Yes, the rumours are true. Classic gladiator-meets-Jesus epic Ben-Hur (1959) has been remade — and will reach our cinemas on August 18. Starring Morgan Freeman and many others we haven’t heard of, Ben-Hur will again chart the ancient tale of a Jewish prince who is enslaved by the Romans, becomes a Christian and a famous charioteer. Set at the time of Jesus’s life on earth (the Son of God will be played by Brazilian actor Rodrigo Santoro), the remake of Ben-Hur looks to be one of the most intriguing yet risky blockbusters of 2016.
Sad plight of refugee detention
Centre for Public Christianity’s Simon Smart has written a jarring piece about how, even when we try not to, we can allow something we disagree with to become an accepted part of our life. Smart has been impressed with a satirical podcast about the 2016 Election campaign, particularly an episode about asylum seekers and offshore detention. He was challenged — and challenges us — to consider whether we have come to a point of being able to live with something we don’t want to. And, then, how will we respond?
Public prayer on the rise in NRL
Often seen in American sports, professional athletes having a prayer session is becoming more frequent and prominent in the National Rugby League.
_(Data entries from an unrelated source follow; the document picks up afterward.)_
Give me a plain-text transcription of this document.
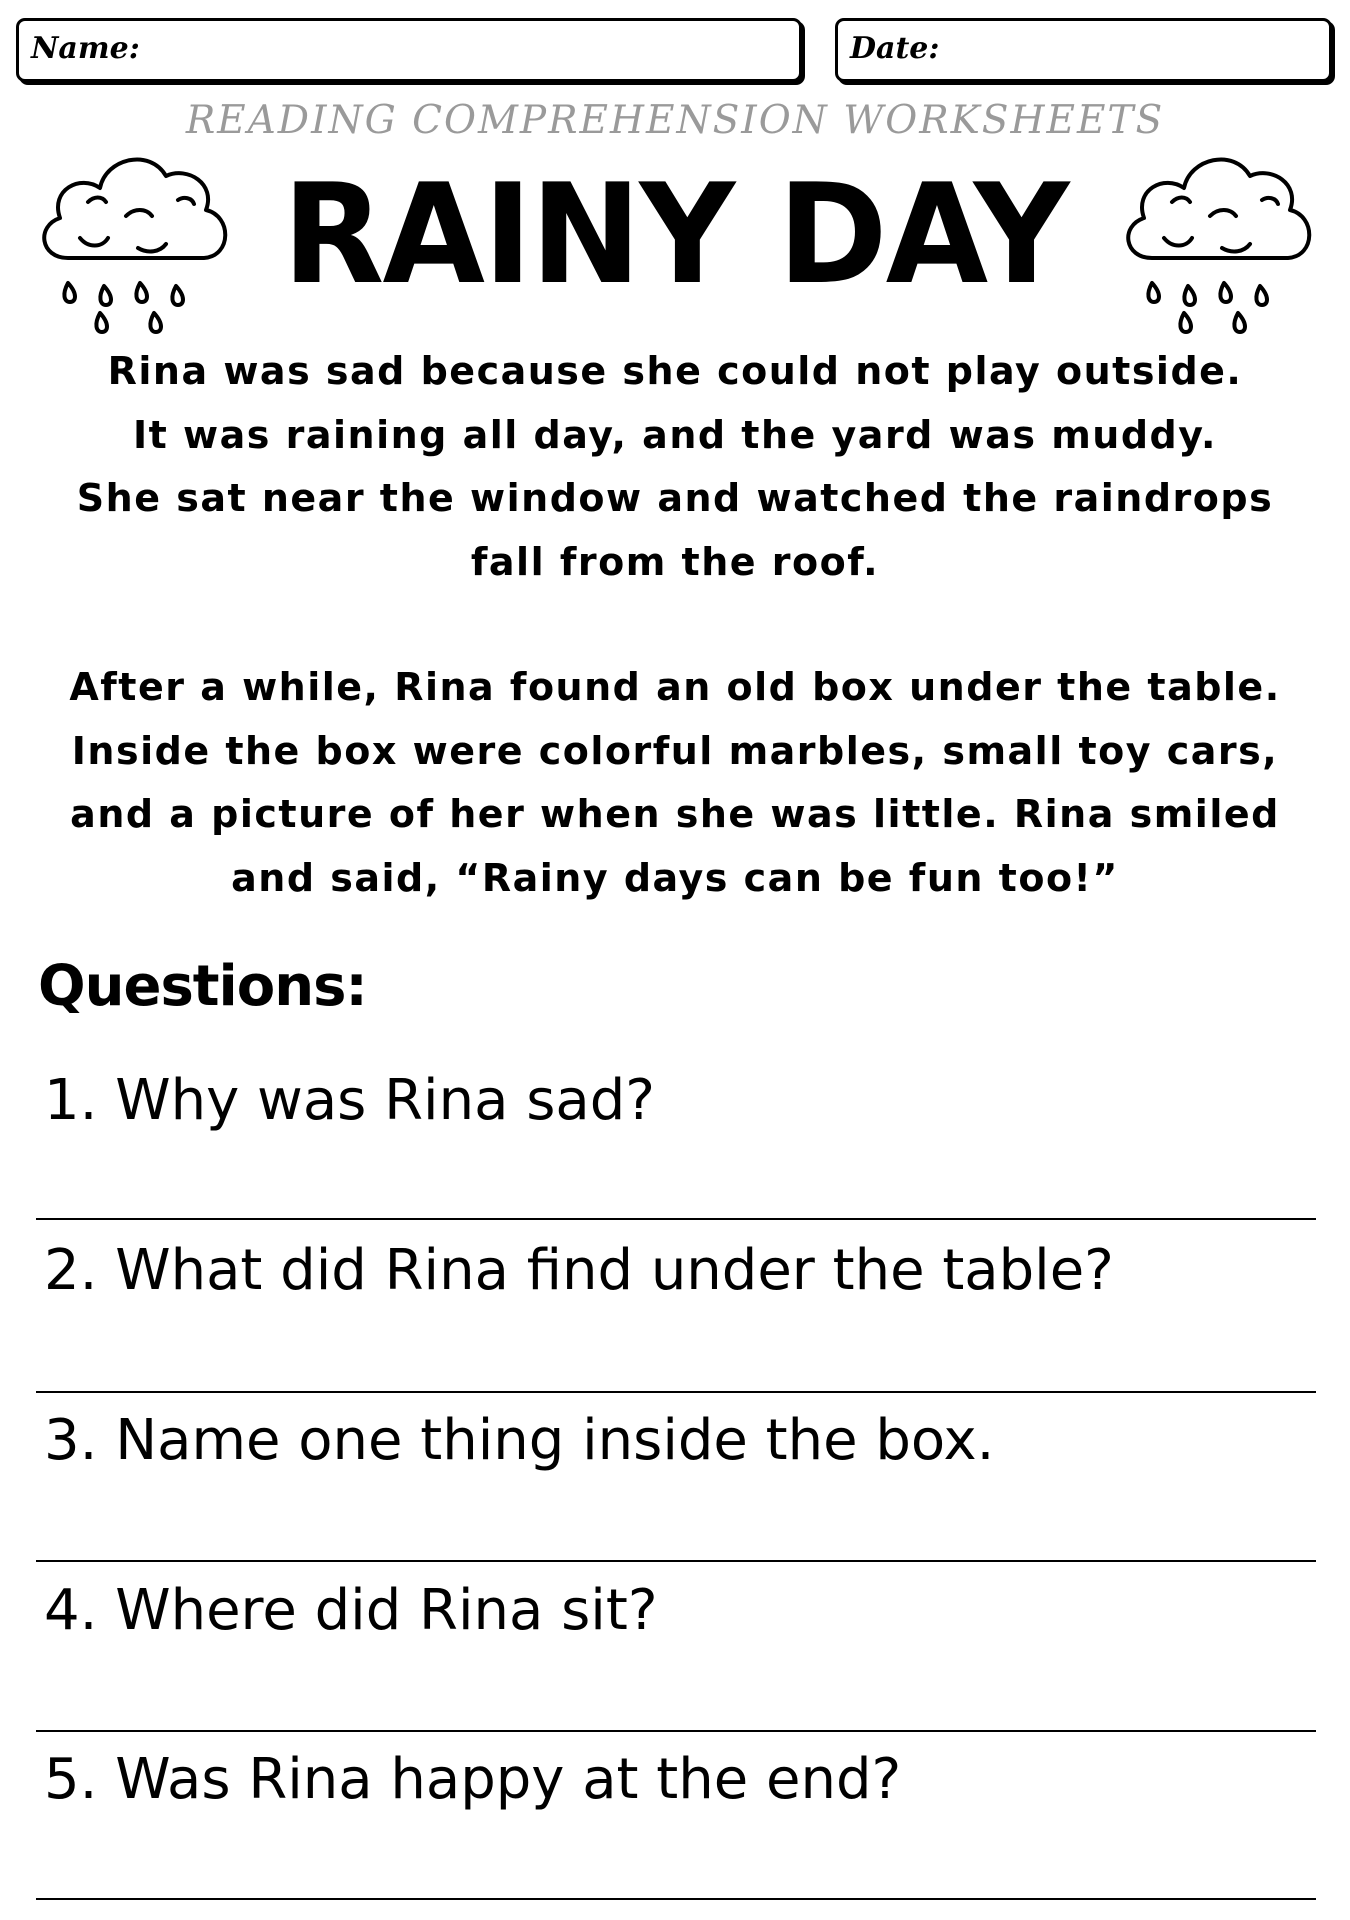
Name:	Date:
READING COMPREHENSION WORKSHEETS
RAINY DAY
Rina was sad because she could not play outside.
It was raining all day, and the yard was muddy.
She sat near the window and watched the raindrops
fall from the roof.
After a while, Rina found an old box under the table.
Inside the box were colorful marbles, small toy cars,
and a picture of her when she was little. Rina smiled
and said, “Rainy days can be fun too!”
Questions:
1. Why was Rina sad?
2. What did Rina find under the table?
3. Name one thing inside the box.
4. Where did Rina sit?
5. Was Rina happy at the end?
Despite ongoing controversies, legal action and criminal charges, the NRL does offer a positive depiction of public prayer. According to Eternity newspaper, prayers after matches — involving players from each side — have been on the rise since Easter this year. Parramatta Eels captain Tim Mannah, who is a Christian, says “It sends a pretty strong message that we’re not shy about our faith and also that, in the end, regardless of what team we’re playing for and what result we get, we’re all brothers in Christ, with the same passion in life. We’re driven by the same thing [Jesus].”
America, guns and Christians
Understanding another culture can be hard. Understanding sub-cultures within another culture can be even harder. The arguments in the USA between Christians about whether guns should or should not be more heavily regulated, is just one example of how hard it can be to make sense of what is going on in another place. But a brief opinion piece on The Huffington Post site is one American Christians attempt to swiftly outline why they oppose guns — and don’t get why many American Christians support them.